Re: [aseek-users] Why aren't I indexing .pdf files?

Kir Kolyshkin Tue, 14 Jan 2003 08:49:41 -0800

KEVIN ZEMBOWER wrote:

I'm trying to get my first installation of aspseek working. It seems to index HTML documents fine, but now I'm trying to expand into .pdf documents.

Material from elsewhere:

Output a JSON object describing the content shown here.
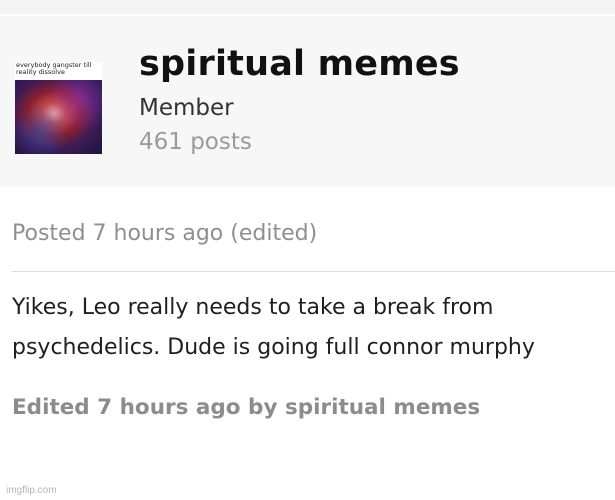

My aspseek.conf file looks like this:
aspseek@www:~$ grep -v '^[[:space:]]*$' etc/aspseek.conf |grep -v "^#"
Include db.conf
Include ucharset.conf
Include stopwords.conf
Converter application/pdf text/html /usr/local/bin/pdftohtml -i -noframes -stdout $in > $out
DeleteNoServer no
Server http://www.jhuccp.org/
DeltaBufferSize 64
Disallow /cgi-bin/ \.cgi /nph
Disallow \.tif$ \.au$ \.mov$ \.jpe$ \.cur$ \.qt$
Disallow \.b$ \.sh$ \.md5$ \.rpm$
Disallow \.arj$ \.tar$ \.zip$ \.tgz$ \.gz$
Disallow \.lha$ \.lzh$ \.tar\.Z$ \.rar$ \.zoo$
Disallow \.gif$ \.jpg$ \.jpeg$ \.bmp$ \.tiff$ \.xpm$ \.xbm$
Disallow \.vdo$ \.mpeg$ \.mpe$ \.mpg$ \.avi$ \.movie$
Disallow \.mid$ \.mp3$ \.rm$ \.ram$ \.wav$ \.aiff$ \.ra$
Disallow \.vrml$ \.wrl$ \.png$
Disallow \.exe$ \.cab$ \.dll$ \.bin$ \.class$
Disallow \.tex$ \.texi$ \.xls$ \.doc$ \.texinfo$
Disallow \.rtf$ \.cdf$ \.ps$
Disallow \.ai$ \.eps$ \.ppt$ \.hqx$
Disallow \.cpt$ \.bms$ \.oda$ \.tcl$
Disallow \.o$ \.a$ \.la$ \.so$ \.so\.[0-9]$
Disallow \.pat$ \.pm$ \.m4$ \.am$
Disallow \?D=A$ \?D=A$ \?D=D$ \?M=A$ \?M=D$ \?N=A$ \?N=D$ \?S=A$ \?S=D$
Disallow [^:]//
Disallow mmc/.*\.php
Disallow PHPTEST
aspseek@www:~$
I've got links to .pdf files in my .shtml files which seem to be indexed fine:
aspseek@www:~$ find /var/www/main/htdocs/ -iname "*.*htm*" -o -iname "*.stm"|xargs fgrep .pdf |head //var/www/main/htdocs/popreporter/2002/08-19.shtml: | <a href="http://www.jhuccp.org/pr/j52/J52.pdf";>PDF</a></p>

The first thing I notice is document is named J52.pdf while it is available
as j52.pdf from your server. Notice the case!

<snip>

There are 14 rows in the urlword table which end in '.pdf':
mysql> select * from urlword where url like '%pdf'; +--------+---------+---------+-----------------------------------------------------------+-----------------+--------+----------------------------------+-------------------------------+--------------------------+-----------------+----------+-----+------+-------+--------+
| url_id | site_id | deleted | url | next_index_time | status | crc | last_modified | etag | last_index_time | referrer | tag | hops | redir | origin |
+--------+---------+---------+-----------------------------------------------------------+-----------------+--------+----------------------------------+-------------------------------+--------------------------+-----------------+----------+-----+------+-------+--------+
| 5244 | 1 | 0 | http://www.jhuccp.org/pr/j52/j52.pdf | 1043164839 | 200 | d41d8cd98f00b204e9800998ecf8427e | Fri, 03 Jan 2003 17:06:16 GMT | "20d0ae-1328a5-3e15c308" | 1042496187 | 2794 | 0 | 5 | 0 | 0 |
<snip>
14 rows in set (0.06 sec)

The "200" in the status column indicates that it was found.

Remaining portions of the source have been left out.